Sometimes he’s that twenty-four year old, young man – flexing in front the gym mirror, trying to puff out his chest to look more like the models in the fashion books and in the auditions he is forcing himself to go to. He’s chugging a third protein shake for the morning, with a vat of fat-free yogurt in his bag, and five-thousand more high-protein calories awaiting him later that the day. All the while, he is pretending that he really doesn’t care all that much about how he looks.
All the trauma, pain, anguish, and denial that I never faced earlier in my life, grows into monsters in my subconscious that I must face… one by one. And even though they are terrifying to behold, I can either continue to run from these bad feelings, or I can finally listen to them and see what they’re here to teach me.
I feel like deep imbalances can occur when we overly-identify with our bright side and deny our shadow.
We all have our shadow sides. We all have those dark feelings and thoughts that seemingly emerge randomly. Thoughts to which we say: “That’s not me! I’m a good person! I don’t think those kinds of things.”
But those thoughts ARE us. And we DO think them. And it’s okay.
Last week, I had a bunch of feelings pop up about feeling unsuccessful, unattractive, and untalented.
And that’s okay.
Most of my time – I genuinely don’t feel those things. But by rejecting those contrary thoughts when they arise, I am limiting the healing that can happen in my mind and spirit.
There are times where little, baby Kaelan pops up, needs a desperate hug, and to be told that everything is going to be okay.
And if I just try to shove him back down into the basement again, it’ll just reaffirm his feelings of abandonment, to which I will eventually have to atone.

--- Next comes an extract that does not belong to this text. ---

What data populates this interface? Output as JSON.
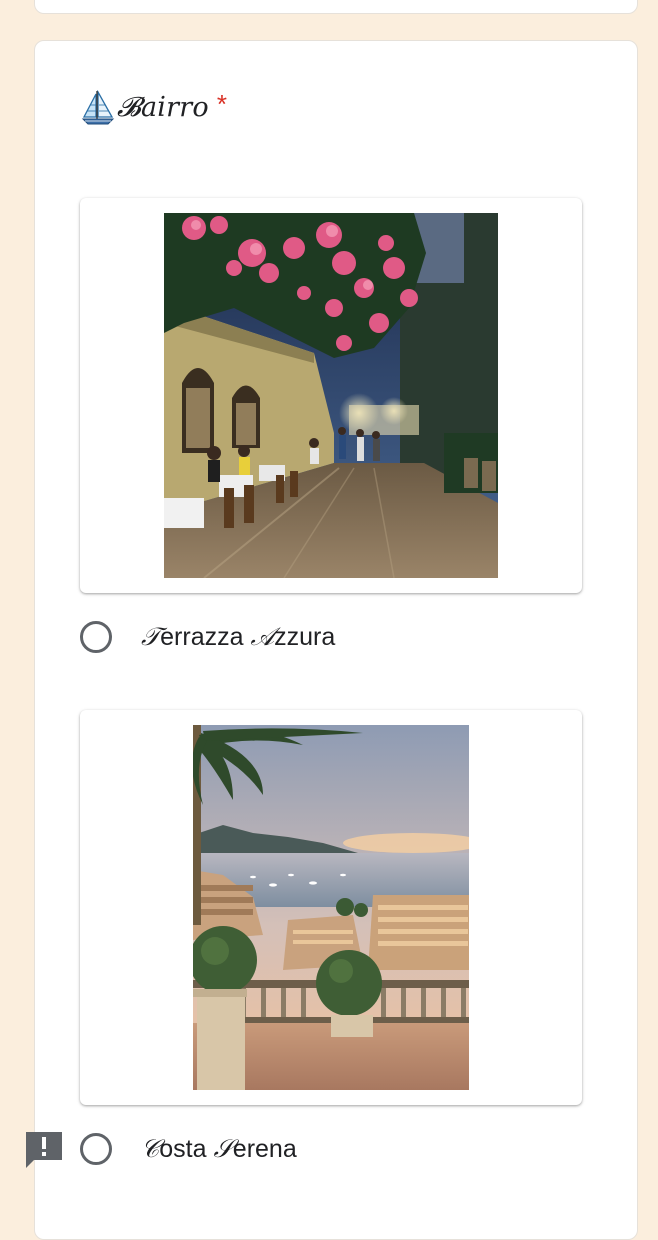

So I am really striving to let my dark thoughts and feelings surface. But I neither cling to them – nor worship them.
But I do say to my current-day self: “Huh. How interesting. How interesting that part of you feels this way. And it’s quite alright for you to feel that way. Keep experiencing it – and let it pass when it’s done. It’s just another bit of information – another experience to process.”
I feel like deep imbalances can occur when we overly-identify with our bright side and deny our shadow.
For then, we deny the full experience of living. We deny the important learning that happens through the process of “Death” – when we continuously demand experiences only of “Rebirth.” Everything in life is cyclical. Everything in life flows round. We have to be willing to admit and to stand witness to our Darkside, as well as our Light.
To deny the Netherworld is to ultimately deny the World Up Above.
And just as when water can not flow, so too our emotions and awareness can stagnate. Fester. Turn rotten.
I’m continuing to discover that by trudging through both the muck and also the sunshine that we are then able to achieve wholeness.
So, while I am all for positive self-talk, I think it’s equally valid and important to realize that other voices exist within us… and we must listen to them. They don’t need to become our closest friends nor the voices playing on repeat in our heads… but they must be heard.
Because poor, little, fourteen-year-old Kaelan has spent enough time hiding in the closet – and shoved in the basement.
It’s time to let the light shine in.